Israelis in West Africa: We live in Hezbollah state
Israeli diamond dealer says mining industry often run by Lebanese locals who openly support Hezbollah.
Israeli diamond merchants active in West Africa, responding to the report in Haaretz on Monday that defense officials are worried Hezbollah terrorists will target Israeli communities there, said the Lebanese movement enjoyed the strong support of locals.
"The big problem for Israelis in West Africa is that there are countries whose diamond industry is controled by Lebanese locals, a majority of whom openly support Hezbollah," a source in the Israeli diamond business said Monday. "In effect, these are countries which are known as Hezbollah states," he added.
Israeli companies that deal in diamonds, agriculture, communications and security operate mainly in Sierra Leone, Namibia, South Africa, Botswana and Kenya. Hundreds of Israelis reside on the African continent, for the most part families with children who live in the vicinity of the diamond mines in West Africa. Sources close to the Israeli companies say that some have begun evacuating employees from the area following the defense establishment's warning.
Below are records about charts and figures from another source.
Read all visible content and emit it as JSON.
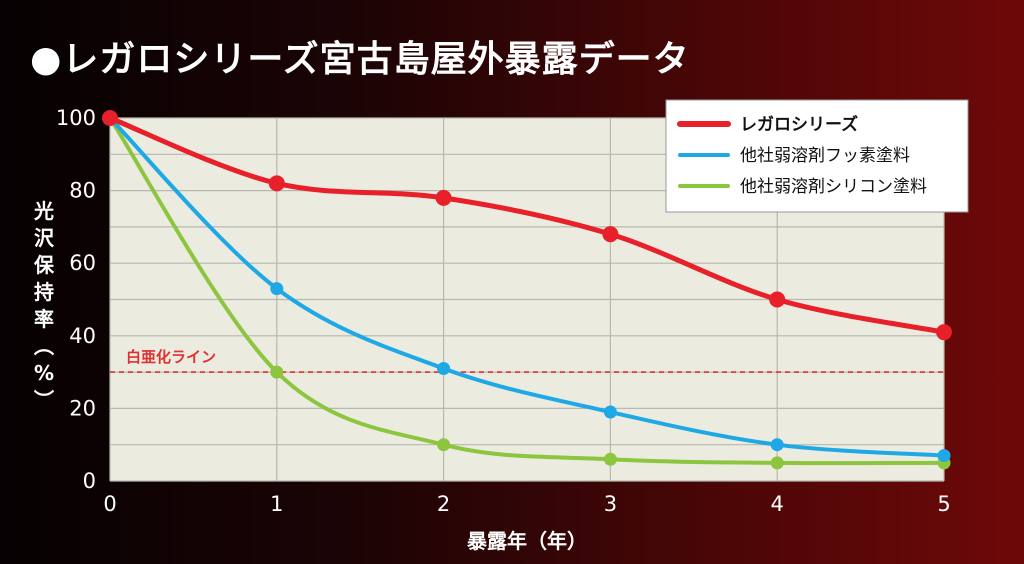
{
  "title": "●レガロシリーズ宮古島屋外暴露データ",
  "chart_data": {
    "type": "line",
    "title": "●レガロシリーズ宮古島屋外暴露データ",
    "xlabel": "暴露年（年）",
    "ylabel": "光沢保持率（%）",
    "x": [
      0,
      1,
      2,
      3,
      4,
      5
    ],
    "xlim": [
      0,
      5
    ],
    "ylim": [
      0,
      100
    ],
    "yticks": [
      0,
      20,
      40,
      60,
      80,
      100
    ],
    "grid": true,
    "legend_position": "top-right",
    "series": [
      {
        "name": "レガロシリーズ",
        "color": "#e8202a",
        "values": [
          100,
          82,
          78,
          68,
          50,
          41
        ]
      },
      {
        "name": "他社弱溶剤フッ素塗料",
        "color": "#1ea8e6",
        "values": [
          100,
          53,
          31,
          19,
          10,
          7
        ]
      },
      {
        "name": "他社弱溶剤シリコン塗料",
        "color": "#8cc63f",
        "values": [
          100,
          30,
          10,
          6,
          5,
          5
        ]
      }
    ],
    "reference_line": {
      "label": "白亜化ライン",
      "y": 30,
      "color": "#e03030"
    }
  }
}
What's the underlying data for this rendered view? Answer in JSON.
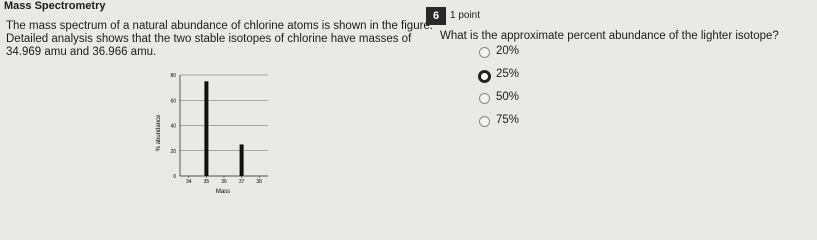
{
  "header": {
    "title": "Mass Spectrometry"
  },
  "question": {
    "number": "6",
    "points": "1 point",
    "stem_lines": [
      "The mass spectrum of a natural abundance of chlorine atoms is shown in the figure.",
      "Detailed analysis shows that the two stable isotopes of chlorine have masses of",
      "34.969 amu and 36.966 amu."
    ],
    "prompt": "What is the approximate percent abundance of the lighter isotope?",
    "options": [
      "20%",
      "25%",
      "50%",
      "75%"
    ],
    "selected_option": 1
  },
  "figure": {
    "type": "bar",
    "x_label": "Mass",
    "y_label": "% abundance",
    "x": [
      35,
      37
    ],
    "values": [
      75,
      25
    ],
    "color": "#111111",
    "xlim": [
      33.5,
      38.5
    ],
    "xticks": [
      34,
      35,
      36,
      37,
      38
    ],
    "ylim": [
      0,
      80
    ],
    "yticks": [
      0,
      20,
      40,
      60,
      80
    ],
    "grid": true
  }
}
At this point, the move is being billed as a vacation until things settle down, but it is not clear whether the companies will risk sending their staff back.
Israeli diamond merchants who live in West Africa say the region is extremely dangerous in terms of personal safety. "They've got bribery and crime, the police don't function, and the Israelis wandering around there are completely exposed and utterly unprotected," one source said.
"There are Muslim countries there, pro-Arab with regard to the Israeli-Palestinian conflict, that are a very easy berth for Hezbollah activity," he added.
The most prominent Israeli businessman in the region is diamond tycoon Beny Steinmetz, who is worth an estimated $3 billion. Steinmetz operates through foreign companies in Sierra Leone, Botswana, the Congo and Zambia. He owns the largest diamond mine in Sierra Leone - Koidu, which produces an estimated $20-30 million worth of diamonds annually.